EHPAD Saint-Jacques : 11 ans d’attente, ça suffit
D’une L’Isle à L’Autre — Mars 2026
Le 4 août 2025, à 4 heures du matin, un incendie se déclare à l’EHPAD Saint-Jacques. 17 personnes intoxiquées. 3 résidents dans un état grave, transférés à Purpan. Ce drame était prévisible. Le bâtiment est vétuste, les chambres les plus anciennes n’ont même pas de douche individuelle. Et le projet de restructuration ? Il attend depuis 11 ans.
Un dossier enterré
- 2015 : premier appel d’offres pour reconstruire l’EHPAD
- 2022 : un architecte est enfin désigné
- 2025 : toujours aucun travail lancé
- Août 2025 : l’incendie
- Mars 2026 : toujours rien
L’architecte est prêt. Les plans existent. L’État finance. Mais personne n’a appuyé sur le bouton.
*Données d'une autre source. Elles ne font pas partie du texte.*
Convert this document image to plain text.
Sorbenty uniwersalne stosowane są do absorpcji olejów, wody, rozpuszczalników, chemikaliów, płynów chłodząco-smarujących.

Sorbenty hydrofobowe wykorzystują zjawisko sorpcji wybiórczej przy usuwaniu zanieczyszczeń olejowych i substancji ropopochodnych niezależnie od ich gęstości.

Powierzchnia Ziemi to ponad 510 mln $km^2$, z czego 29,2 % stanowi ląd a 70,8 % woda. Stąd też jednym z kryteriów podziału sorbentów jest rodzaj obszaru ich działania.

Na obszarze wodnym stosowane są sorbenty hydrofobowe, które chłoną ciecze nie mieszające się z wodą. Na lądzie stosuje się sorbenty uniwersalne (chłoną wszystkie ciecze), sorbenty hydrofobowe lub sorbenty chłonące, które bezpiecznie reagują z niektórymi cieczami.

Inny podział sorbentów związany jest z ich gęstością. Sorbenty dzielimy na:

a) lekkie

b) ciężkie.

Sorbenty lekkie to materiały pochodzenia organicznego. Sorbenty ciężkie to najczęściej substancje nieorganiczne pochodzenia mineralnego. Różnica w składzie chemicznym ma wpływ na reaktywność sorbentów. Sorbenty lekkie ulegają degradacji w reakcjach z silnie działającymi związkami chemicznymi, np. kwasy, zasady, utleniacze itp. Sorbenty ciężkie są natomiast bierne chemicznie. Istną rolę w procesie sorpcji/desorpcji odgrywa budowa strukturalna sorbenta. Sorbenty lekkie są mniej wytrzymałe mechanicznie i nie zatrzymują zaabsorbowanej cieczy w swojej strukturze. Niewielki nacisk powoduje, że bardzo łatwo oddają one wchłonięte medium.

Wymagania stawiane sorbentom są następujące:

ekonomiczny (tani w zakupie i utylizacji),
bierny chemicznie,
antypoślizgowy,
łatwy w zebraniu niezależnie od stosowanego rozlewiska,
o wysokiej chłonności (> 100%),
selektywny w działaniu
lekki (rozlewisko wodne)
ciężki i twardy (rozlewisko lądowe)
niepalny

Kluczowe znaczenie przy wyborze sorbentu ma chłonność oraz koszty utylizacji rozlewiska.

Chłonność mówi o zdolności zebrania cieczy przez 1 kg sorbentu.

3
Notre projet : concret, chiffré, finançable
Nous proposons de relancer immédiatement la restructuration de l’EHPAD et d’y ajouter une maison de garde médicale — pour que L’Isle-Jourdain ait enfin une permanence médicale le soir et le week-end.
Ce que ça change :
- 90 places au lieu de 80, avec une unité Alzheimer de 28 chambres
- Une maison de garde ouverte soirs, week-ends et jours fériés — pour tous les habitants
- Un tiers-lieu santé avec des consultations de spécialistes en vacation
- Un réseau de familles d’accueil pour les personnes âgées autonomes — le maillon qui manque entre le domicile et l’EHPAD
Coût total : 9,4 millions d’euros.
Coût pour la commune : 100 000 euros par an pendant 4 ans.
Le reste ? L’État (2,9 M€), le Département (1,8 M€), l’ARS (700 K€) et l’emprunt propre de l’EHPAD. C’est un montage classique, utilisé partout en France. La seule chose qui manquait, c’était la volonté politique.
Et les autres candidats ?
Aucun n’a de chiffrage. L’un veut un EHPAD neuf (12 à 15 millions, pas de terrain, 5 ans de retard supplémentaire). L’autre promet un « soutien total » sans rien préciser.
Ils parlent. Nous chiffrons.
Lancement des travaux : 2028
Nous nous engageons à lancer le chantier avant la fin de la deuxième année de mandat. L’architecte est désigné depuis 4 ans. Les études sont faites. Il suffit de reprendre le dossier et d’avancer.
Nos aînés n’ont plus le temps d’attendre.